Thursday, April 10, 2014

Group 3

     Our group walked to the KUC. We talked about engineering intelligence through genetics and the sort of society that would come from that. Some people would be born with greater capacities for intelligence and would be more favored in career positions. This would lead to a gap between those whose parents can afford to engineer their children and those who cannot. Those who cannot get engineered before birth would not be able to perform as good as these genetically engineered citizens without much practice. However, even If a non-engineered person practices a lot that does not guarantee they will be on the same level. This sort of society would favor more intelligent people. The more intelligent people would receive better paying jobs to allow them to afford to engineer their children. Less intelligent people would not receive jobs with as much pay and would not be able to engineer their children. This society would over time lock these to groups into their places with some families scraping enough money together to make the children more intelligent to move up the ladder of success. 
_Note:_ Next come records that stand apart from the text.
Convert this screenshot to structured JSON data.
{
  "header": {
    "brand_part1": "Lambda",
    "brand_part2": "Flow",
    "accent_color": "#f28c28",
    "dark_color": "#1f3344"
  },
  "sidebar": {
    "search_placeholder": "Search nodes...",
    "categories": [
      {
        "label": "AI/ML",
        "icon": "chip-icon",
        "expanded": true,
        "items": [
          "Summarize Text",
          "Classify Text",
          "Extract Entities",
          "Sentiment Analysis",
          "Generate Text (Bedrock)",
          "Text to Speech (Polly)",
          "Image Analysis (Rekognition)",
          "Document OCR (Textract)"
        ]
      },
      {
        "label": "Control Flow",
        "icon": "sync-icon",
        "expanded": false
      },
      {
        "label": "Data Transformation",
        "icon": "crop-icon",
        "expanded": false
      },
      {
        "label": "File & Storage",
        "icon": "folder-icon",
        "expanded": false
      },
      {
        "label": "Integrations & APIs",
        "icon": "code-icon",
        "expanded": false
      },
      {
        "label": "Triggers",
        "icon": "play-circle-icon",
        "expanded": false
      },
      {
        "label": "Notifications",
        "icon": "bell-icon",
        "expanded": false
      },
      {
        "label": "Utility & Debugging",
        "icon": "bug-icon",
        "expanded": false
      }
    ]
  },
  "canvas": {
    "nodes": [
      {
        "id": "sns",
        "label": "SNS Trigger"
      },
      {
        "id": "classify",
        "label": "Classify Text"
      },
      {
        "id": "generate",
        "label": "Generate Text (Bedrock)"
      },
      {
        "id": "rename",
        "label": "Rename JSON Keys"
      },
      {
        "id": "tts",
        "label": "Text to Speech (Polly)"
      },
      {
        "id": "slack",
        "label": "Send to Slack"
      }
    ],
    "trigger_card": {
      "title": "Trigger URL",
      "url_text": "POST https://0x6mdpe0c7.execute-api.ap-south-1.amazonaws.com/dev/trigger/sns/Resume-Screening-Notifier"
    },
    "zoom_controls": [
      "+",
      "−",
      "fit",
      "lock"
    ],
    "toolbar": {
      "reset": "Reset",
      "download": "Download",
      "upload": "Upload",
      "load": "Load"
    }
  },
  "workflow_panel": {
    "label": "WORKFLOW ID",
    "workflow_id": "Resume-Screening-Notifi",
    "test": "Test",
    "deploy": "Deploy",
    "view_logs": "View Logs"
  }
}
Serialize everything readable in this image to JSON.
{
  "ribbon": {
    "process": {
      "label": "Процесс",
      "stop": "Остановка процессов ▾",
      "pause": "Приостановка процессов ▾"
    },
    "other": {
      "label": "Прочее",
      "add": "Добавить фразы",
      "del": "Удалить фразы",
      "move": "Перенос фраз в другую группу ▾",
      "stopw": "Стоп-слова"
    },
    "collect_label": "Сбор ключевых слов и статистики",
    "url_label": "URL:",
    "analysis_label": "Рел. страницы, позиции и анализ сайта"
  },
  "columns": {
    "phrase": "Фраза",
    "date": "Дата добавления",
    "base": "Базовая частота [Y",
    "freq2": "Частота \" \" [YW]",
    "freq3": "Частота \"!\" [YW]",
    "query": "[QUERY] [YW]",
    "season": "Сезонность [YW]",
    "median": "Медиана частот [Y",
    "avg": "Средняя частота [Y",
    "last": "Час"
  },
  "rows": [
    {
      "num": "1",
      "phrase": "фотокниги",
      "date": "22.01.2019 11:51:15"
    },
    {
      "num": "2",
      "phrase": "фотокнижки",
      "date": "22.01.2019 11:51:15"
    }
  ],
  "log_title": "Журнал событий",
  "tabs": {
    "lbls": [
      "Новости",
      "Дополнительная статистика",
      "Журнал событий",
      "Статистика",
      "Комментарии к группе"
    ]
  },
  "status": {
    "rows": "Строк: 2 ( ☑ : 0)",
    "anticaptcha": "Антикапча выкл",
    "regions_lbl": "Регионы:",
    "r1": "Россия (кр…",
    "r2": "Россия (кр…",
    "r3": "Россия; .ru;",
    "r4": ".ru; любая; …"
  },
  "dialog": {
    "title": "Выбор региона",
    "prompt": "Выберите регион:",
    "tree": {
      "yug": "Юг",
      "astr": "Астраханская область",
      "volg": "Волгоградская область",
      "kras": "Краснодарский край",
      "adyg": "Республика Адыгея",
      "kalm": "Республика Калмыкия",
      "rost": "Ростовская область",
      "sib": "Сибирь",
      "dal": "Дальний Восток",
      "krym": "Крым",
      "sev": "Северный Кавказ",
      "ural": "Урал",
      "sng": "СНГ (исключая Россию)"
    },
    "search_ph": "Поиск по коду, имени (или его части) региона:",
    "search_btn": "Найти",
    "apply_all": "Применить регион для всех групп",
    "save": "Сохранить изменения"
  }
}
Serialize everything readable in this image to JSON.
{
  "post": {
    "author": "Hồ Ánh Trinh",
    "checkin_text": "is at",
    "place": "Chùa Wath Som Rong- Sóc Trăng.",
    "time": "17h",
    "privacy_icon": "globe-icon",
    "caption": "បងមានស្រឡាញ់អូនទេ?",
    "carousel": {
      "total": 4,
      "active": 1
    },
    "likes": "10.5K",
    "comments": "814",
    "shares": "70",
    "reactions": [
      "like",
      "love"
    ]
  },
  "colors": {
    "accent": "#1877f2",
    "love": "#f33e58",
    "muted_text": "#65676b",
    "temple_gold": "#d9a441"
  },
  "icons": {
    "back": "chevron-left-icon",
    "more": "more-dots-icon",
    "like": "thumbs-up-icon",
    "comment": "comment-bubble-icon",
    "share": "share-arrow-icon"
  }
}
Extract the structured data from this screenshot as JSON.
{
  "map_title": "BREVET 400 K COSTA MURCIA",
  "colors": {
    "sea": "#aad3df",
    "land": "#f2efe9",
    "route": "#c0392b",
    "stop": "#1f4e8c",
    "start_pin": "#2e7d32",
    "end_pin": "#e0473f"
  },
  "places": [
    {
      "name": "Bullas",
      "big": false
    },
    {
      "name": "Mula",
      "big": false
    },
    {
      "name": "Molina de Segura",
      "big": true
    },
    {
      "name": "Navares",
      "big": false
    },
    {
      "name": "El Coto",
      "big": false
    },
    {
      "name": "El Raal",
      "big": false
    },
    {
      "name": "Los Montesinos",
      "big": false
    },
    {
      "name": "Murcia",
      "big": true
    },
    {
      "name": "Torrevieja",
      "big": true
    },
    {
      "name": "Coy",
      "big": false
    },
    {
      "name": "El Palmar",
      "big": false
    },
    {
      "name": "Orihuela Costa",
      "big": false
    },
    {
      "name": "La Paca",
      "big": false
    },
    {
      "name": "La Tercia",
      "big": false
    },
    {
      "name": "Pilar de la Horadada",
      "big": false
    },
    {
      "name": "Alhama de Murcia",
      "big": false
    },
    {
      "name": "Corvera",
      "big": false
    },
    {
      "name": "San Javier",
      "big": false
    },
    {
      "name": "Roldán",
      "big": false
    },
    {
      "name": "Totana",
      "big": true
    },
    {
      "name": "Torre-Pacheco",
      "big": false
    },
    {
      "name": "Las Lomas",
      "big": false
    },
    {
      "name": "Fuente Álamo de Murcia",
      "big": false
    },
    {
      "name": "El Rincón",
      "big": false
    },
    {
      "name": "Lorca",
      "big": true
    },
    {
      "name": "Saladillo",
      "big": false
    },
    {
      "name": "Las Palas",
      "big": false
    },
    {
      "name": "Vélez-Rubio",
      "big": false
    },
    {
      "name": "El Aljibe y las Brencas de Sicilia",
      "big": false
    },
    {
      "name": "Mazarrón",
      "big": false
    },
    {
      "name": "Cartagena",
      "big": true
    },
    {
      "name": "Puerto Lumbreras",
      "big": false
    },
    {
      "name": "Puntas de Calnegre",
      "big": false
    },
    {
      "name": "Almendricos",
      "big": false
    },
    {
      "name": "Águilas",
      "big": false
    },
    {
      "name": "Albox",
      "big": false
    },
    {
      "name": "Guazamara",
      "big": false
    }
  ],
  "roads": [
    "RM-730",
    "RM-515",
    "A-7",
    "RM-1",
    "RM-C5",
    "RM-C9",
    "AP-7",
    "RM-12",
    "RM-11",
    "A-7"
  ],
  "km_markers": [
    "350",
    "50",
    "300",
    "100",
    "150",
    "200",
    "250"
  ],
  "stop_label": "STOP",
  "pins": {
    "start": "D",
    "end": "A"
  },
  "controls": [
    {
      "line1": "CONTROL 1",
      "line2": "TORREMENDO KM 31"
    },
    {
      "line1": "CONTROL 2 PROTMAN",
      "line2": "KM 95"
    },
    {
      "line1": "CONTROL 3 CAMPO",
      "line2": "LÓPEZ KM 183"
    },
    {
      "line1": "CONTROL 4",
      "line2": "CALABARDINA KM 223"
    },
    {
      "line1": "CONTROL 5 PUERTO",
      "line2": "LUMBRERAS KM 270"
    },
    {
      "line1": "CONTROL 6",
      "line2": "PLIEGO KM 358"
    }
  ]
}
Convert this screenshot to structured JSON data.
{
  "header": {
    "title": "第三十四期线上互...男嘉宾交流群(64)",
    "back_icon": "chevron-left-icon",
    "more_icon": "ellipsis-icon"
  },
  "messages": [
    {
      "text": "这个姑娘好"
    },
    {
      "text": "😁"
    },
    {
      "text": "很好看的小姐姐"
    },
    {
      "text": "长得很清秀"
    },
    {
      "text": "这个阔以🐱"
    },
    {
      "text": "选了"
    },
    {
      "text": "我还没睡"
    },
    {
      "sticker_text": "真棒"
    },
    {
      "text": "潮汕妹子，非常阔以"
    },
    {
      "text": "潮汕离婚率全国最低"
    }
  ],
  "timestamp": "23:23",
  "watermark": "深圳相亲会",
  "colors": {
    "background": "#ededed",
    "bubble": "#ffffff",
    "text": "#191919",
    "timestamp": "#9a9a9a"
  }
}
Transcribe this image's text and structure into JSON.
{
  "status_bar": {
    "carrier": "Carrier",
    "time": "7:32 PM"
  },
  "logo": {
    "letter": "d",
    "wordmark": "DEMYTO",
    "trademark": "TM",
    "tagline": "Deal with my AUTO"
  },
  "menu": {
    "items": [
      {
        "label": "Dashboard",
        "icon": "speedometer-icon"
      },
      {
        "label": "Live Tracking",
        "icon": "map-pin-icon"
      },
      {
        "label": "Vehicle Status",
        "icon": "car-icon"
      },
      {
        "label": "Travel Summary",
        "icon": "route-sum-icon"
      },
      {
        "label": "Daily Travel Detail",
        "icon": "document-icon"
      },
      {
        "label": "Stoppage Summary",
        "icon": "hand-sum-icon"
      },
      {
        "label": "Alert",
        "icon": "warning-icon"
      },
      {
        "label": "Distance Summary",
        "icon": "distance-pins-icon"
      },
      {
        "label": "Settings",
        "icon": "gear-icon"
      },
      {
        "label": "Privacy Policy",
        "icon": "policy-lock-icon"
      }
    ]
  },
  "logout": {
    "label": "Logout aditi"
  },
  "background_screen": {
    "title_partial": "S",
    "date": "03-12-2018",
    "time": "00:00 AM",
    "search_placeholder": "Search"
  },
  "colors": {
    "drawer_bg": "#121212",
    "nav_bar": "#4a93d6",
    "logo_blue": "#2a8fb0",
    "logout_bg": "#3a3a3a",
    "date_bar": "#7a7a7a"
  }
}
I personally would not mind this sort of society for a few years as long as there was a set date that the government would eventually just engineer the rest of all babies to create an even playing field.  However, I also have to wonder if the engineering the government would do on mass would be as good as a private biological engineering firm would. Would the government stop where the private firm would continue and could the government use this engineering opportunity to make us more docile and less likely to revolt against a dictator? I would not like that.  


1 comment:

  1. FQ: We are shaped by an interaction between our _____ and _____ around us.
    (genes, environment)

    DQ: To what degree are we autonomous? I agree with C.A. Coady statement, which states that ''there is too much contingency and inevitable dependence on others'' for us to regard ourselves as sole authors of our own life.